Null variables in Sass

August 30, 2019

Bootstrap is a large and complex frontend library with some powerful functionality and customization built-in. Occasionally though, we get asked to make things even more customizable for folks with more CSS properties and default variables.

This is largely because Bootstrap’s CSS relies on some limited global inheritance of general styles (font, color, line-height, and more), but developers and designers often want to customize things further. So we were typically faced with adding CSS we didn’t need at the outset, and that you might need. This just didn’t seem right for any of us.

Back in January, thanks to one of our maintainers Martijn, we started using null value default variables to combat that bloat while still increasing our level of customization.

Here’s a basic example:

$body-text-align: null !default;

body {
  text-align: $body-text-align; // Won’t compile

As you can see, the Sass compiler will ignore the entire property: value; declaration because the value is null. But, if someone customized this before compilation by overriding that default value, the CSS would compile.
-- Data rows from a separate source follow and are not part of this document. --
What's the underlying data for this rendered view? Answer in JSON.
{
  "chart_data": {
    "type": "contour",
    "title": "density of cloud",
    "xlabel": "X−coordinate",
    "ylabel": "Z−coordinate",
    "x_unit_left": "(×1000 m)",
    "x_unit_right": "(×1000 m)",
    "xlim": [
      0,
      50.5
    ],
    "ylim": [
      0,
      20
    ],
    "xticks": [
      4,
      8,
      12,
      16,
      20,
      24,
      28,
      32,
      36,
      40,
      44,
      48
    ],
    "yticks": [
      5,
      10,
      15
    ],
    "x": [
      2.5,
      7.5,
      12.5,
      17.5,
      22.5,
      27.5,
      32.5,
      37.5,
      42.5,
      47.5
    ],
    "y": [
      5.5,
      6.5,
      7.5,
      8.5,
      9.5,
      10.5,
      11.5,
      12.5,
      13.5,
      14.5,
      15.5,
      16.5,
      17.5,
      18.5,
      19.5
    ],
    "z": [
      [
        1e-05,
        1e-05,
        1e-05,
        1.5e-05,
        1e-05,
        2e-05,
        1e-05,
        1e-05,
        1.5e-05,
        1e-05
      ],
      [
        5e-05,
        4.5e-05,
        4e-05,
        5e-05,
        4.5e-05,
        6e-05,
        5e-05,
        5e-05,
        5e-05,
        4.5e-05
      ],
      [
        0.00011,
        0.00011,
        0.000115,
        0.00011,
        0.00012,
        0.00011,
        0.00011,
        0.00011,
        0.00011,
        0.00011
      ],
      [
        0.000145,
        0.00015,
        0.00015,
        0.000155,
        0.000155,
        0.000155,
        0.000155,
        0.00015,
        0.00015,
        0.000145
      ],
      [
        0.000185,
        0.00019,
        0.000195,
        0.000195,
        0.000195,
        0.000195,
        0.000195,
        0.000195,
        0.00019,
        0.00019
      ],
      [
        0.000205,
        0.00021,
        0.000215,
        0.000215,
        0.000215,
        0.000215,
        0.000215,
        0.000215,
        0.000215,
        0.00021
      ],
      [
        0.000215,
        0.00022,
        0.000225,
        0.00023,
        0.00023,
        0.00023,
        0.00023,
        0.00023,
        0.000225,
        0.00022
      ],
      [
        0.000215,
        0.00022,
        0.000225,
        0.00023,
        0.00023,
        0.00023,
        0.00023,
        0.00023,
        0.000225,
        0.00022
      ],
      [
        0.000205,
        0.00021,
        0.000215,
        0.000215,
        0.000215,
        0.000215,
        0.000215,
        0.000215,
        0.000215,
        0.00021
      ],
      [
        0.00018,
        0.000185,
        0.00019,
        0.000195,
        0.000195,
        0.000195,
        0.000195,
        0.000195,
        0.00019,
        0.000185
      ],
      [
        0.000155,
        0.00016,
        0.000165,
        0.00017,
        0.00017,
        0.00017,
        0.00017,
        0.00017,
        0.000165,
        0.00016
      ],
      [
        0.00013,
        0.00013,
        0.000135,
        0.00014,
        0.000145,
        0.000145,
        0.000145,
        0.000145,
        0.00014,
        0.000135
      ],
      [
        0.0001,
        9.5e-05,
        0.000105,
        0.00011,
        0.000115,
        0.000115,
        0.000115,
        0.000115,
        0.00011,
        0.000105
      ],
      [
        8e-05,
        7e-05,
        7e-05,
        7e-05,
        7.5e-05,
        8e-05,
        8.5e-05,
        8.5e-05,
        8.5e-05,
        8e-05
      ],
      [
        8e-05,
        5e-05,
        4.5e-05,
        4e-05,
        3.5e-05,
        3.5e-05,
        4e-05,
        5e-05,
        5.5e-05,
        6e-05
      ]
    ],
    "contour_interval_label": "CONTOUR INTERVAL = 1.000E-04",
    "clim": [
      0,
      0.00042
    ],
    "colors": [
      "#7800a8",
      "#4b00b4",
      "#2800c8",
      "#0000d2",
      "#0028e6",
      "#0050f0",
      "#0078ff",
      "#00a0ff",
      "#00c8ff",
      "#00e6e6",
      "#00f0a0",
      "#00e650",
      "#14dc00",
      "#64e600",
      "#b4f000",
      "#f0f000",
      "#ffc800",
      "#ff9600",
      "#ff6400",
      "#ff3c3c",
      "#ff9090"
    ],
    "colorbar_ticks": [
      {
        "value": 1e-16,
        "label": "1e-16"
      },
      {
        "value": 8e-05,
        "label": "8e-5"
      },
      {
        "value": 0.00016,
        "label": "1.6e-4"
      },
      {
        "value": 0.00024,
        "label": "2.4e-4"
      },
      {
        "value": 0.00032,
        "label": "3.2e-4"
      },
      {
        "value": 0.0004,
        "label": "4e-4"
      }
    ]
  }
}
Here’s an example of how you’d override that default variable.

// First, override `!default` variables
$body-text-align: left;

// Second, import Bootstrap
@import bootstrap;

And here’s how it compiles to CSS.

body {
  text-align: left;

It’s also worth mentioning that these null values can be used in mixins, too. Check out this old Treehouse article for details.

Historically, more flexibility in our default styles meant more code for everyone, but with null value default variables, we can continue to provide more customization when warranted without knowingly adding bloat to our compiled CSS. I still owe Bootstrap a fresh pass at this to see what we can remove.

Hopefully we can continue to find more techniques for increased customization and smaller file sizes. Please share if you have them!